«In quei momenti drammatici tutta, dico tutta la popolazione di Visso, Ussita e Castelsantangelo è stata fatta evacuare e trasferita nei campeggi della costa, dove pure i vecchi, che mai se lo sarebbero sognati, sono stati costretti a trascorrere per mesi quelle lunghe giornate vista mare, con la malinconia nel cuore» racconta Angelica Sepi. Ricorda così le ore concitate dopo il terremoto del 30 ottobre 2016, quando il Centro Italia tornò a tremare con forza, colpendo la Valnerina, cuore del Parco Nazionale dei Monti Sibillini.

LA BIOGRAFIA DELLA GIOVANE Angelica è una delle 18 raccolte nel libro Quando arriva primavera. Biografie e storie di comunità negli Appennini del doposisma, curato da Chiara Caporicci, tra i fondatori dell’associazione Casa, Cosa accade se abitiamo, a Frontignano di Ussita, Paolo Coppari, già presidente dell’Istituto storico della Resistenza e dell’età contemporanea di Macerata, coordinatore del progetto itinerante Cantieri mobili di storia nei paesi del dopo sisma, e Silvana Nobili, referente della Libera Università di Anghiari.

IL VOLUME, COME RICORDA nella prefazione Pietro Clemente, offre una polifonia di voci che accompagnano il lettore a comprendere il dramma del terremoto: «Sono tutte storie diverse: cambia l’età, il sesso, il lavoro, la località, la vicinanza ai centri urbani, ma fanno parte tutte dello stesso coro, ovvero di uno spazio comune di memoria, di un territorio comune di transiti, e soprattutto della comune e drammatica esperienza del terremoto. Il terremoto è in tutti una ferita non risarcita, un ricordo insopportabile, un trauma che guarda al futuro per essere superato. Il loro racconto è un esercizio di elaborazione del lutto».

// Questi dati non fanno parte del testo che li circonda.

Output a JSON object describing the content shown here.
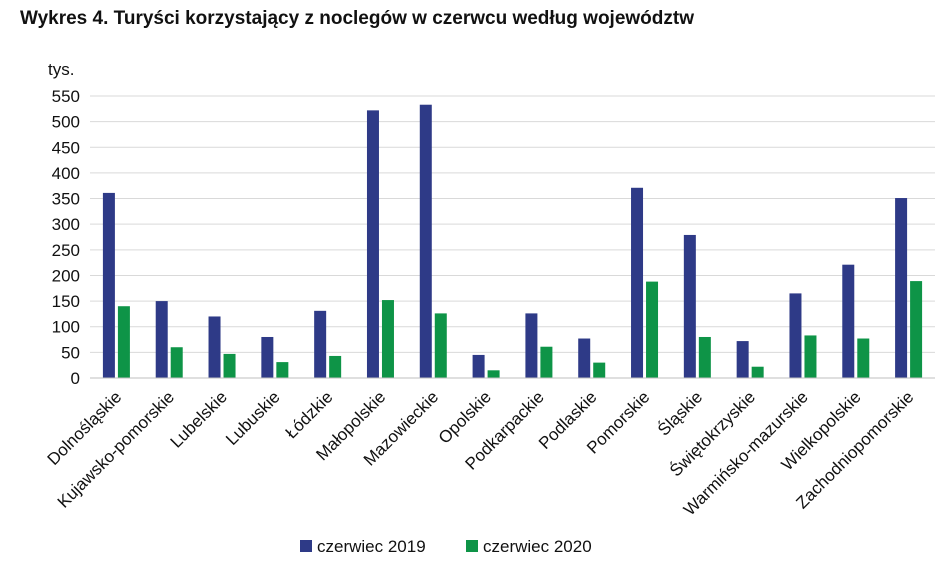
{
  "chart_data": {
    "type": "bar",
    "title": "Wykres 4. Turyści korzystający z noclegów w czerwcu według województw",
    "ylabel": "tys.",
    "xlabel": "",
    "ylim": [
      0,
      550
    ],
    "yticks": [
      0,
      50,
      100,
      150,
      200,
      250,
      300,
      350,
      400,
      450,
      500,
      550
    ],
    "grid": true,
    "legend_position": "bottom",
    "categories": [
      "Dolnośląskie",
      "Kujawsko-pomorskie",
      "Lubelskie",
      "Lubuskie",
      "Łódzkie",
      "Małopolskie",
      "Mazowieckie",
      "Opolskie",
      "Podkarpackie",
      "Podlaskie",
      "Pomorskie",
      "Śląskie",
      "Świętokrzyskie",
      "Warmińsko-mazurskie",
      "Wielkopolskie",
      "Zachodniopomorskie"
    ],
    "series": [
      {
        "name": "czerwiec 2019",
        "color": "#2e3a87",
        "values": [
          361,
          150,
          120,
          80,
          131,
          522,
          533,
          45,
          126,
          77,
          371,
          279,
          72,
          165,
          221,
          351
        ]
      },
      {
        "name": "czerwiec 2020",
        "color": "#0e9447",
        "values": [
          140,
          60,
          47,
          31,
          43,
          152,
          126,
          15,
          61,
          30,
          188,
          80,
          22,
          83,
          77,
          189
        ]
      }
    ]
  }
}
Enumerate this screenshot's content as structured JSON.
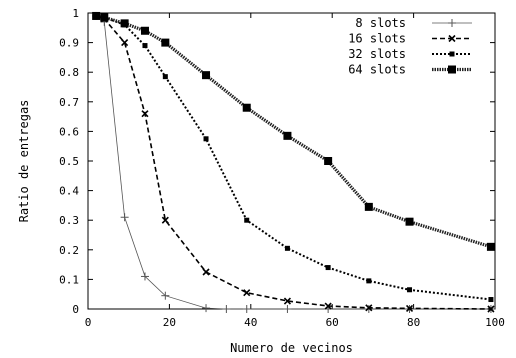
{
  "chart_data": {
    "type": "line",
    "xlabel": "Numero de vecinos",
    "ylabel": "Ratio de entregas",
    "xlim": [
      0,
      100
    ],
    "ylim": [
      0,
      1
    ],
    "xticks": [
      0,
      20,
      40,
      60,
      80,
      100
    ],
    "yticks": [
      0,
      0.1,
      0.2,
      0.3,
      0.4,
      0.5,
      0.6,
      0.7,
      0.8,
      0.9,
      1
    ],
    "grid": false,
    "legend_position": "top-right",
    "series": [
      {
        "name": "8 slots",
        "marker": "plus",
        "line": "solid-thin",
        "x": [
          2,
          4,
          9,
          14,
          19,
          29,
          34,
          39,
          49,
          59,
          69,
          79,
          99
        ],
        "y": [
          0.99,
          0.97,
          0.31,
          0.11,
          0.045,
          0.003,
          0.0,
          0.0,
          0.0,
          0.0,
          0.0,
          0.0,
          0.0
        ]
      },
      {
        "name": "16 slots",
        "marker": "x",
        "line": "dashed",
        "x": [
          2,
          4,
          9,
          14,
          19,
          29,
          39,
          49,
          59,
          69,
          79,
          99
        ],
        "y": [
          0.99,
          0.98,
          0.9,
          0.66,
          0.3,
          0.125,
          0.055,
          0.027,
          0.01,
          0.004,
          0.002,
          0.0
        ]
      },
      {
        "name": "32 slots",
        "marker": "small-square",
        "line": "dotted",
        "x": [
          2,
          4,
          9,
          14,
          19,
          29,
          39,
          49,
          59,
          69,
          79,
          99
        ],
        "y": [
          0.99,
          0.985,
          0.96,
          0.89,
          0.785,
          0.575,
          0.3,
          0.205,
          0.14,
          0.095,
          0.065,
          0.032
        ]
      },
      {
        "name": "64 slots",
        "marker": "square",
        "line": "thick-dotted",
        "x": [
          2,
          4,
          9,
          14,
          19,
          29,
          39,
          49,
          59,
          69,
          79,
          99
        ],
        "y": [
          0.99,
          0.985,
          0.965,
          0.94,
          0.9,
          0.79,
          0.68,
          0.585,
          0.5,
          0.345,
          0.295,
          0.21
        ]
      }
    ]
  }
}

È PROPRIO QUESTO IL SENSO del progetto editoriale: dalle macerie, interiori ed esterne, possono nascere parole e storie di vita da restituire e donare alle comunità. Un patrimonio collettivo. «Lavorare in questa direzione può essere importante nella delicata fase del post-terremoto, quando insieme alle case e alle strade, occorre ricostruire anche e soprattutto altre infrastrutture, in particolare quelle civiche come la fiducia e il senso di appartenenza» scrive Coppari. Così di fronte alla retorica che torna ad ogni anniversario, la consapevolezza di Angelica è un incredibile bagno di realtà: «Io non credo che ci vorranno meno di venti o trenta anni perché tutto torni ad essere come prima o quasi. Quasi, perché un terremoto è come un lutto: dopo non avrai più quello che avevi. È perso per sempre». Sottolineando, però: «Non credo di essere pessimista. Sono realista». Oppure vedere ciò che descrive Fernando Lapucci, di Vari di Pieve Torina: «Quando demoliamo le case, i proprietari piangono come se stessero ad un funerale e poi se ne vanno. Purtroppo a queste scene assistiamo solo noi che siamo rimasti qui, a quelli che se ne sono andati sembra ormai passato tutto, invece il momento più critico è proprio ora».

E ANCORA: «SE AVESSI una bacchetta magica reinventerei tutte le abitazioni crollate, tutti i luoghi che sono stati danneggiati, vorrei che ritornasse la felicità in tutte le persone che sono rimaste, vorrei che la nostra comunità ritornasse come prima» dice Giuliana Mancini. Stefano è un giovane allevatore di montagna: «Io qui stavo bene prima e sto bene adesso. La cosa che mi limita sono i bambini perché se dovessi pensa’ solo a me non sarebbe cambiato niente. Ad esempio alla scuola di Visso sono rimasti in pochissimi e questo è un problema. Mi auguro che si raggiunga un numero sufficiente per terminare la scuola media e continuare poi a Pieve Torina quando sono più grandicelli. La cosa che mi preoccupa è questa» dice, evidenziando come nell’area del cratere il terremoto ha acuito i problemi di tutte le aree interne.

PERCHE’, PER TANTI COME LUI, andarsene non è possibile: «Io comunque resto quassù, perché se vado via sto male. Io se non vedo Monte Bove sto male».